21. A module according to claim 1 wherein said thickening is adapted to cooperate with a surface of said further module without said structural member penetrating said surface of said further module.

22. The module according to claim 1 wherein the structural member further comprises an annular protuberance extending from said main body transversally to said first axis, wherein said head is adjacent to and extends from said second face of said thickening and said annular protuberance is adjacent to and extends from said first face of said thickening.

23. The module according to claim 1 wherein said main body and said thickening of said structural member are integrally formed as a monolithic component.

24. The module according to claim 1 wherein said structural member is a monolithic component comprising each of the main body, the thickening, and the head.

25. A dismountable reusable module for manufacturing at least one portion of a repeatably dismountable wall of a construction, comprising:

a first body adapted to define an outer surface of said wall, said first body comprising an upper surface and an opposite lower surface;

a first plurality of through holes extending through the first body from the upper surface to the lower surface;

a connection member positioned within each of the first plurality of through holes so that a first portion of the connection member is located between the upper and lower surfaces of the first body and a second portion of the connection member protrudes from the upper surface of the first body;

a second plurality of through holes extending through the first body from the upper surface to the lower surface;

a structural member adapted to withstand loads generated by said wall positioned within each of the second plurality of through holes;

said structural member comprising a main body elongated along a first axis, arranged vertically in use, a head, and a thickening, protruding from said main body transversally to said first axis, said thickening being directly affixed to said main body so as to be axially fixed relative to said main body along said first axis;

said thickening defining: a first face; and a second face opposite to said first face;

wherein said first face of said thickening rests atop said upper face of said first body;

wherein said second face of said thickening is adapted to cooperate with a further module, superimposable on said module according to said first axis, so that a downwards load of said further module is transmitted to said thickening and from said thickening to said main body of said structural member; and

wherein said thickening is adapted to cooperate with a surface of said further module without said structural member penetrating said surface of said further module.
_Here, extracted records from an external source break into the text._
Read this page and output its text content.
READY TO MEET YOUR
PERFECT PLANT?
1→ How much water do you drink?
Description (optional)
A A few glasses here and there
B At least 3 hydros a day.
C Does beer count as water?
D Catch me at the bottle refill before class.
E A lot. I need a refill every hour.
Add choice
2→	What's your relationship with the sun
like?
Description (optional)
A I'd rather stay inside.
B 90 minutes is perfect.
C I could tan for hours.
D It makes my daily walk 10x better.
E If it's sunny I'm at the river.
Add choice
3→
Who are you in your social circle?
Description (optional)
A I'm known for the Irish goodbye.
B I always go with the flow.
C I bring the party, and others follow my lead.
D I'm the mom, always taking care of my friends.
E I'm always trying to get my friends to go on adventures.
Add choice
26. A dismountable reusable module for manufacturing at least one portion of a repeatably dismountable wall of a construction, comprising:

a first body adapted to define an outer surface of said wall, said first body having a upper face and an opposite lower face; and

at least one structural member adapted to withstand loads generated by said wall;

said structural member comprising a main body elongated along a first axis, arranged vertically in use, a head having a first diameter and directly connected to said main body, and a thickening having a second diameter extending transversally to said first axis;

said thickening comprising: a first face; and a second face opposite to said first face;

said head defining a cavity having an opening at a distal end of the head, said cavity configured to receive a main body of a further structural member carried by a further module superimposable on said module according to said first axis to couple the main body of the further structural member to the structural member of the module;

wherein said first face of said thickening rests directly atop said upper face of said first body;

wherein said second face of said thickening is adapted to cooperate with said further module, said thickening being axially fixed relative to said main body along said first axis so that a downwards load transmitted from said further module to said thickening is transmitted from said thickening to said main body; and wherein said second diameter is at least 1.5 times greater than said first diameter.

27. The module according to claim 26 wherein said head and said thickening are integrally formed as a monolithic component.